The overarching long term goal of our laboratory is to understand and exploit how adipose tissues exert powerful control over whole body glucose tolerance and insulin sensitivity. Small amounts of mouse brown (BAT) or human ?Beige? adipocytes transplanted into recipient mice can improve glucose homeostasis, highlighting the importance of understanding mechanisms of adipose browning. Based on the knowledge that intermediates of the de novo lipogenesis (DNL) pathway display potent signaling functions (e.g., Acetyl CoA as substrate for histone acetylation, transcriptional regulation) and that adipocyte DNL is highly regulated by obesity, fasting, cold exposure, and exercise, we hypothesize that adipocyte DNL is a major regulatory node in metabolism.
We aim to interrogate this concept by perturbing this DNL pathway through selective KO of DNL enzymes ATP citrate lyase (ACLY) and fatty acid synthase (FASN). Our preliminary data encourage this approach by revealing that FASN KO upregulates adipocyte neurotrophic factor Neuregulin 4 (Nrg4) and enhances expansion of sWAT sympathetic neurons (SNS), even at thermo-neutrality (30C). Thus, DNL metabolites (Acetyl CoA, Malonyl CoA) or DNL product (Palmitoyl CoA) appear to be intimately linked to controlling adipose SNS activity, adipose energy expenditure and whole body glucose homeostasis. Based on these data, this project seeks to determine the cellular and molecular mechanisms whereby adipocytes can signal to localized SNS neurons and promote the development of Beige adipocytes in sWAT.

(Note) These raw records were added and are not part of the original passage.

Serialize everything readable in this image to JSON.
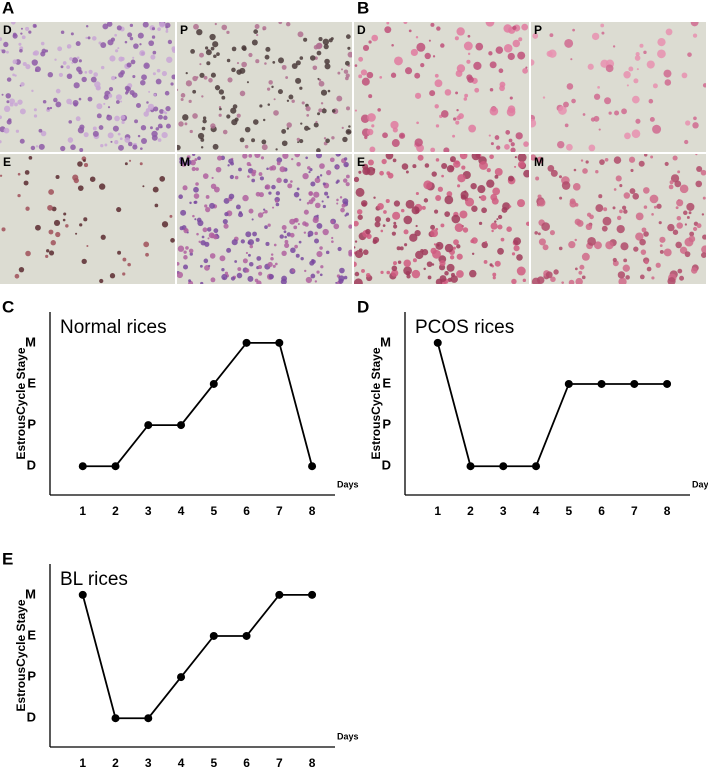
{
  "image_panels": [
    {
      "letter": "A",
      "tiles": [
        "D",
        "P",
        "E",
        "M"
      ]
    },
    {
      "letter": "B",
      "tiles": [
        "D",
        "P",
        "E",
        "M"
      ]
    }
  ],
  "chart_data": [
    {
      "type": "line",
      "panel": "C",
      "title": "Normal rices",
      "y_label": "EstrousCycle Staye",
      "x_label": "Days",
      "x": [
        1,
        2,
        3,
        4,
        5,
        6,
        7,
        8
      ],
      "xlim": [
        0,
        8.7
      ],
      "xticks": [
        1,
        2,
        3,
        4,
        5,
        6,
        7,
        8
      ],
      "ylim": [
        0.3,
        4.75
      ],
      "yticks": [
        {
          "value": 1,
          "label": "D"
        },
        {
          "value": 2,
          "label": "P"
        },
        {
          "value": 3,
          "label": "E"
        },
        {
          "value": 4,
          "label": "M"
        }
      ],
      "color": "#000000",
      "grid": false,
      "values": [
        1,
        1,
        2,
        2,
        3,
        4,
        4,
        1
      ]
    },
    {
      "type": "line",
      "panel": "D",
      "title": "PCOS rices",
      "y_label": "EstrousCycle Staye",
      "x_label": "Days",
      "x": [
        1,
        2,
        3,
        4,
        5,
        6,
        7,
        8
      ],
      "xlim": [
        0,
        8.7
      ],
      "xticks": [
        1,
        2,
        3,
        4,
        5,
        6,
        7,
        8
      ],
      "ylim": [
        0.3,
        4.75
      ],
      "yticks": [
        {
          "value": 1,
          "label": "D"
        },
        {
          "value": 2,
          "label": "P"
        },
        {
          "value": 3,
          "label": "E"
        },
        {
          "value": 4,
          "label": "M"
        }
      ],
      "color": "#000000",
      "grid": false,
      "values": [
        4,
        1,
        1,
        1,
        3,
        3,
        3,
        3
      ]
    },
    {
      "type": "line",
      "panel": "E",
      "title": "BL rices",
      "y_label": "EstrousCycle Staye",
      "x_label": "Days",
      "x": [
        1,
        2,
        3,
        4,
        5,
        6,
        7,
        8
      ],
      "xlim": [
        0,
        8.7
      ],
      "xticks": [
        1,
        2,
        3,
        4,
        5,
        6,
        7,
        8
      ],
      "ylim": [
        0.3,
        4.75
      ],
      "yticks": [
        {
          "value": 1,
          "label": "D"
        },
        {
          "value": 2,
          "label": "P"
        },
        {
          "value": 3,
          "label": "E"
        },
        {
          "value": 4,
          "label": "M"
        }
      ],
      "color": "#000000",
      "grid": false,
      "values": [
        4,
        1,
        1,
        2,
        3,
        3,
        4,
        4
      ]
    }
  ]
}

Aim 1 will determine whether Beige adipocytes in iAdFASNKO mice are derived by direct ?conversion? of mature white to beige adipocytes OR by paracrine signaling to induce differentiation of progenitor cells to Beige adipocytes. To address underlying mechanisms, Aim 2 will determine whether Nrg4 (and Negr1, which may also be upregulated) mediates the effect of FASN-depleted adipocytes to cause expansion of the SNS in vivo.
This Aim i s based on exciting preliminary data showing that conditioned media from such adipocytes cause marked neurite outgrowth in PC-12 neurons in vitro, which is inhibited by Nrg4 silencing. New technology we developed will be used to delete adipocyte Nrg4 and Negr1 using CRISPR-based nanoparticles prior to implantation into recipient mice and analysis of their effects on SNS innervation. Finally, Aim 3 tests whether adipocyte DNL intermediate metabolites Acetyl CoA/Malonyl CoA in iAdFASNKO mice initiate signaling to cause Nrg4 expression and SNS expansion. These adipocyte metabolites in iAdFASNKO mice, and their acetylation and malonylation of cellular proteins, will be reversed by KO of ATP citrate Lyase (ACLY), which generates the Acetyl CoA, in double KO mice. Identifying the DNL intermediates that modulate adipocyte function will enable defining their underlying mechanisms. Together, these experiments have high potential to define novel signaling pathways driven by DNL metabolites that regulate adipose browning and new therapeutic strategies for type 2 diabetes.
Obesity and its complications including type 2 diabetes are major health issues throughout the world. Although too much fat storage and adiposity can cause metabolic disease, a specific type of adipose tissue (brown adipose tissue) is able to burn fat and secrete factors that are beneficial to whole body metabolism. This project seeks to test whether such adipocyte factors are able to mediate their beneficial effects through signaling to local sympathetic neurons that can then expand beneficial brown adipose tissue depots.